Jaime Martínez Veloz
Paulina y El Niño

En la descripción de una tragedia que no debió tener esa magnitud, se va conociendo el enorme desamparo de ser pobre y de no contar con instituciones a la altura ya no digamos de la exigencia de los ciudadanos, sino de la preservación de la vida.

Las cifras se disputan las páginas de los diarios y en el escepticismo de aquellas llamadas oficiales se sospecha la subestimación de los daños y las muertes. Hace unos días, la Cruz Roja reportaba cerca de 2 mil desaparecidos. Datos extraoficiales mencionan más de 500 muertos y más de medio millón de damnificados en los estados de Guerrero y Oaxaca. Los daños materiales a las vías de comunicación, las cosechas, las casas y otros no han sido cabalmente cuantificados. Lo más dañado fue la credibilidad en aquello que tal vez de manera inexacta se denomina Sistema de Protección Civil.

Más allá de las cifras están, de nueva cuenta, los dos Méxicos: el que no termina de nacer y el que se resiste a morir. Por un lado, el México que habla de los saldos y efectos de Paulina como si la furia de una deidad demoniaca se hubiera cebado, incontrolable e imprevisible, sobre Oaxaca y Guerrero. Este es el México del no hay responsables, nunca los hay, sólo situaciones lamentables. Es el país de algunos funcionarios que aseguran que hubo pocos muertos. (¿Cuántos hubieran sido suficientes? ¿Cuál es la cuota de sangre que habrá que pagar para que se den cuenta de que es indispensable revisar el famoso sistema de protección civil? ¿Con qué cara se le dice esto a las personas que perdieron seres queridos, y además todo lo que tenían?)

Por el otro lado, afortunadamente, está el México de la solidaridad; el que no espera y se moviliza y organiza para ayudar a los hermanos en desgracia. Aquel que no se detiene, abre brecha y muestra el camino.

La iniciativa privada también muestra sus dos caras: empresarios que se organizan solidariamente para captar y canalizar ayuda, y comerciantes voraces que suben los precios y medran con el hambre y la desgracia.

Los medios de comunicación tampoco están exentos de esta doble faz. Algunos van en pos del rating facilón. Otros responsablemente buscan la verdad detrás de los sucesos. Encuentran explicaciones y las ofrecen. Las conclusiones están a la vista.

Se habla de que lo sucedido es producto de la anarquía urbana y de las ``fuerzas implacables de la naturaleza'' y que no hay, en ese sentido, responsables.
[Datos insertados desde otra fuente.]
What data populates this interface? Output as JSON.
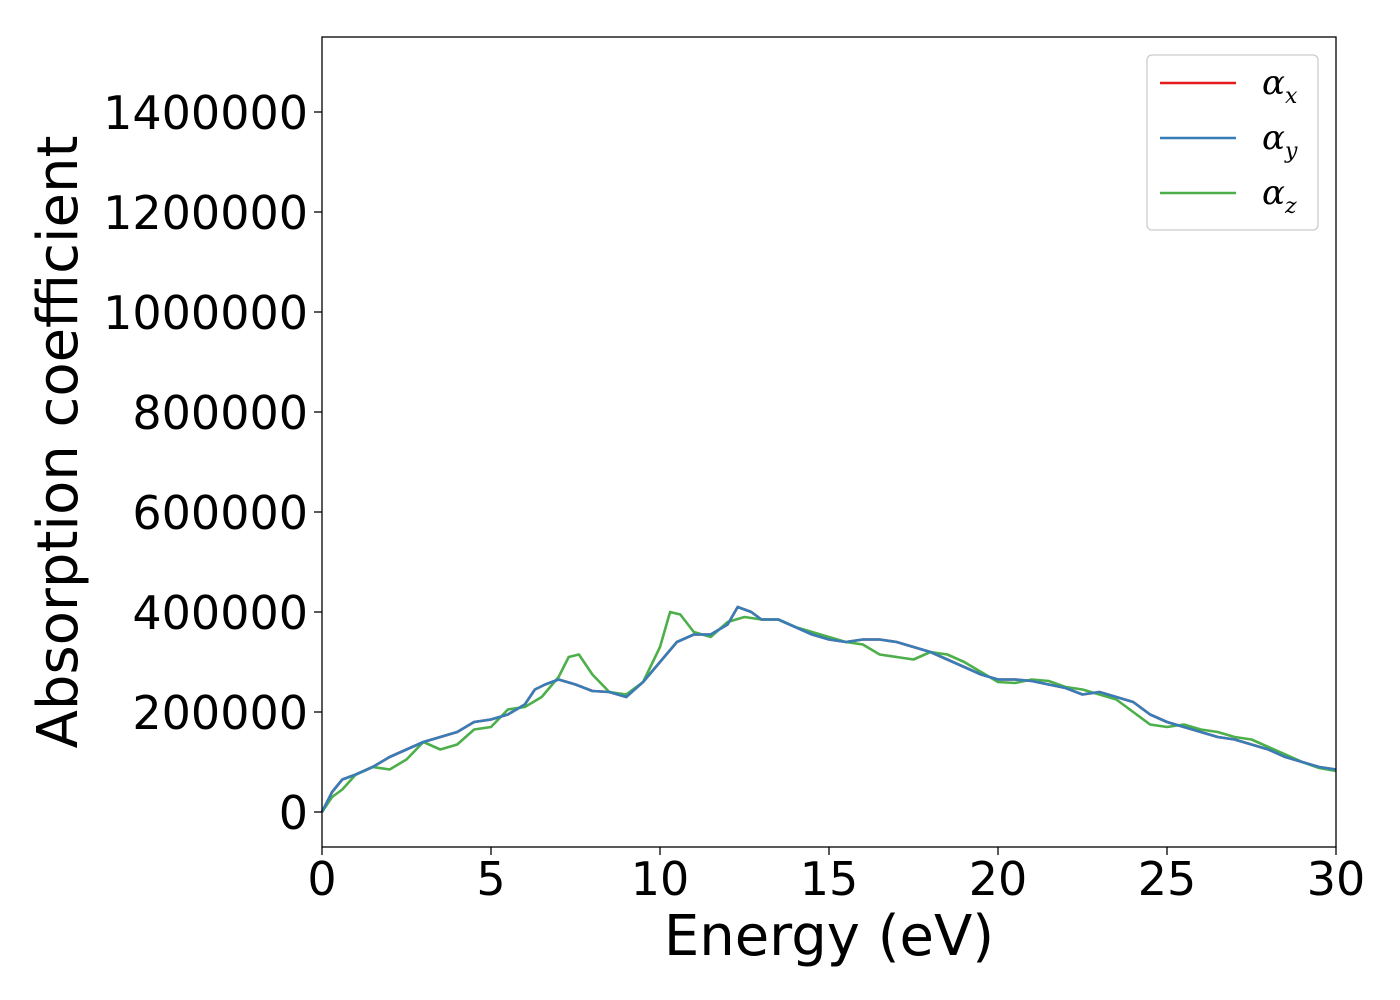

Puede ser. Pero la ``anarquía'' urbana no es tal; tiene una lógica económica en donde las personas de carne y hueso no están consideradas, sólo la rentabilidad. Los mejores terrenos, aquellos de los que se puede sacar un gran provecho, están en manos de fraccionadores privados. No sólo en Acapulco, sino en todas las ciudades de nuestro país. Las barrancas y pendientes, los lechos de los ríos secos y los lagos son muchas veces las únicas zonas disponibles para los que no tienen recursos.

La tragedia no surge espontáneamente. Al contrario, se gesta durante años. En la mayoría de las ocasiones nace de la pobreza y el deseo de tener algo propio; se entreteje con los hilos burdos de la corrupción de autoridades que permiten los asentamientos en zonas peligrosas y líderes que lucran con votos y apoyo fácil. También requiere de una buena dosis de vista gorda de autoridades que se dan cuenta del peligro, pero que no quieren complicarse la vida.

En Tijuana se puede estar gestando una situación de esta naturaleza. En 1993, las lluvias dejaron una secuela trágica de muertos y destrucción en las zonas más pobres de la ciudad. Desde entonces, colonos y organizaciones exigieron obras que los protegieran contra nuevas rachas de lluvias.

El costo de tales obras hace necesaria la combinación de esfuerzos de los tres órdenes de gobierno. La Comisión Nacional del Agua y el gobierno federal se comprometieron con la administración estatal a aportar recursos para las obras pluviales que beneficiarán a cientos de miles de tijuanenses. Sin embargo, inexplicablemente, el gobierno del estado ha recortado su aportación de manera significativa, desestimando en los hechos el peligro real de nuevas tormentas. Esta actitud es todavía más irresponsable ahora que el fenómeno de El Niño nos envía huracanes como Paulina y amenaza con lluvias en Baja California, como las de 1993. Tal vez el gobierno de la entidad tenga ganas de probar su sistema estatal de protección civil y está dispuesto a poner la tinta para una desgracia anunciada. Sin embargo, después del dolor que se ha visto en Oaxaca y Guerrero, habría que exigirle reconsiderar sus prioridades y poner la vida en primera instancia. ¿Acaso no es mejor prevenir que lamentar?